Por Enrique Quintana / Coordenadas
Como ciudadanos, su preocupación es legítima: de la calidad de nuestras reglas dependerá no sólo la salud de sus negocios, sino la vitalidad de nuestra democracia y el bienestar de millones de familias.
Hace pocos días me reuní con un grupo de empresarios para discutir sobre el futuro del país, desde sus condicionantes económicas hasta las políticas y sociales.
No sorprendió que el foco principal de las preocupaciones fuera la política: allí se juega, para bien o para mal, la estabilidad de los otros ámbitos.
En lo social, aun con rezagos serios —educación, salud— se percibe un optimismo nuevo en el frente más urgente: la seguridad.
Cada vez escucho con más frecuencia la celebración de un giro relevante en la política de seguridad.
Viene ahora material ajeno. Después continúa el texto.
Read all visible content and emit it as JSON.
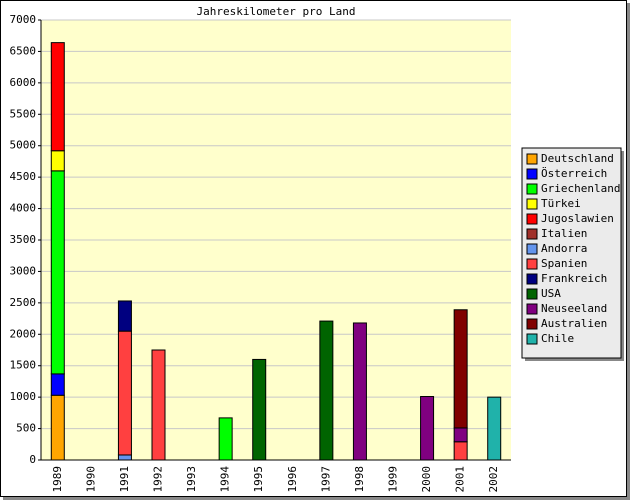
{
  "chart_data": {
    "type": "bar",
    "stacked": true,
    "title": "Jahreskilometer pro Land",
    "categories": [
      "1989",
      "1990",
      "1991",
      "1992",
      "1993",
      "1994",
      "1995",
      "1996",
      "1997",
      "1998",
      "1999",
      "2000",
      "2001",
      "2002"
    ],
    "series": [
      {
        "name": "Deutschland",
        "color": "#ffa500",
        "values": [
          1030,
          null,
          null,
          null,
          null,
          null,
          null,
          null,
          null,
          null,
          null,
          null,
          null,
          null
        ]
      },
      {
        "name": "Österreich",
        "color": "#0000ff",
        "values": [
          340,
          null,
          null,
          null,
          null,
          null,
          null,
          null,
          null,
          null,
          null,
          null,
          null,
          null
        ]
      },
      {
        "name": "Griechenland",
        "color": "#00ff00",
        "values": [
          3230,
          null,
          null,
          null,
          null,
          670,
          null,
          null,
          null,
          null,
          null,
          null,
          null,
          null
        ]
      },
      {
        "name": "Türkei",
        "color": "#ffff00",
        "values": [
          320,
          null,
          null,
          null,
          null,
          null,
          null,
          null,
          null,
          null,
          null,
          null,
          null,
          null
        ]
      },
      {
        "name": "Jugoslawien",
        "color": "#ff0000",
        "values": [
          1720,
          null,
          null,
          null,
          null,
          null,
          null,
          null,
          null,
          null,
          null,
          null,
          null,
          null
        ]
      },
      {
        "name": "Italien",
        "color": "#a0302a",
        "values": [
          null,
          null,
          null,
          null,
          null,
          null,
          null,
          null,
          null,
          null,
          null,
          null,
          null,
          null
        ]
      },
      {
        "name": "Andorra",
        "color": "#6495ed",
        "values": [
          null,
          null,
          80,
          null,
          null,
          null,
          null,
          null,
          null,
          null,
          null,
          null,
          null,
          null
        ]
      },
      {
        "name": "Spanien",
        "color": "#ff4040",
        "values": [
          null,
          null,
          1970,
          1750,
          null,
          null,
          null,
          null,
          null,
          null,
          null,
          null,
          290,
          null
        ]
      },
      {
        "name": "Frankreich",
        "color": "#000080",
        "values": [
          null,
          null,
          480,
          null,
          null,
          null,
          null,
          null,
          null,
          null,
          null,
          null,
          null,
          null
        ]
      },
      {
        "name": "USA",
        "color": "#006400",
        "values": [
          null,
          null,
          null,
          null,
          null,
          null,
          1600,
          null,
          2210,
          null,
          null,
          null,
          null,
          null
        ]
      },
      {
        "name": "Neuseeland",
        "color": "#800080",
        "values": [
          null,
          null,
          null,
          null,
          null,
          null,
          null,
          null,
          null,
          2180,
          null,
          1010,
          220,
          null
        ]
      },
      {
        "name": "Australien",
        "color": "#800000",
        "values": [
          null,
          null,
          null,
          null,
          null,
          null,
          null,
          null,
          null,
          null,
          null,
          null,
          1880,
          null
        ]
      },
      {
        "name": "Chile",
        "color": "#20b2aa",
        "values": [
          null,
          null,
          null,
          null,
          null,
          null,
          null,
          null,
          null,
          null,
          null,
          null,
          null,
          1000
        ]
      }
    ],
    "ylim": [
      0,
      7000
    ],
    "yticks": [
      0,
      500,
      1000,
      1500,
      2000,
      2500,
      3000,
      3500,
      4000,
      4500,
      5000,
      5500,
      6000,
      6500,
      7000
    ],
    "grid": true,
    "legend": "right"
  }
}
Aunque la narrativa oficial insiste en atender “las causas”, domina la sensación de que hubo un viraje de 180 grados en el combate a los grupos criminales.
Entre los empresarios hay un consenso práctico: poco importa si el cambio se explica por decisión soberana o por presiones de Washington; lo relevante es que hoy la política de seguridad es distinta y debe sostenerse.
En economía, predomina la convicción de que el gobierno ha decidido preservar y profundizar la relación con Estados Unidos. Ese objetivo pasa, inevitablemente, por la revisión del T-MEC y por asegurar la ventaja arancelaria de México en América del Norte.
Para muchos sectores, de esa certidumbre depende el flujo de inversión, la integración de proveedores y la consolidación de empleos formales. La ventana de oportunidad existe, pero no es permanente: exige reglas claras, cumplimiento y un clima político predecible.
La otra gran duda atañe al sistema político y a sus incentivos. La metáfora de “la escalera”, planteada por exfuncionarios electorales, ilustra el dilema: Morena llegó al poder usando la estructura que garantizaba competencia pareja a las minorías; una vez en el gobierno, parece tentado a retirar esa escalera.
Si se desmantelan mecanismos que dan piso parejo —representación proporcional, contrapesos institucionales, financiamiento mínimo para la pluralidad—, el mensaje para la sociedad y para los mercados es que el juego podría dejar de ser competitivo.
Los empresarios suelen preocuparse por sus números, pero cada vez más se inquietan por el rumbo del país. Comprenden que seguridad y Estado de derecho no son eslóganes: son condiciones de producción.
Un sistema judicial que resuelva con calidad y sin sesgos, un árbitro electoral que asegure competencia real y reglas del T-MEC que ofrezcan certidumbre son piezas del mismo rompecabezas. Si esas piezas faltan, la ventaja arancelaria se erosiona, el nearshoring pierde tracción y la oportunidad de desarrollo se achica.
La señal más poderosa que México puede enviar —a sus ciudadanos y a sus socios— es que aquí se puede competir con reglas claras, invertir con horizonte y disentir sin temor. Si esa promesa se sostiene, el capital llegará, la productividad mejorará y el crecimiento dejará de ser aspiración para convertirse en tendencia. Y si no, volvemos a la historia conocida: un país que avanza dos pasos cuando el viento sopla a favor, y retrocede tres cuando se desatan las tormentas.
En suma, muchos empresarios tienen razones para la cautela. No piden privilegios; piden certidumbre. Como ciudadanos, su preocupación es legítima: de la calidad de nuestras reglas dependerá no sólo la salud de sus negocios, sino la vitalidad de nuestra democracia y el bienestar de millones de familias.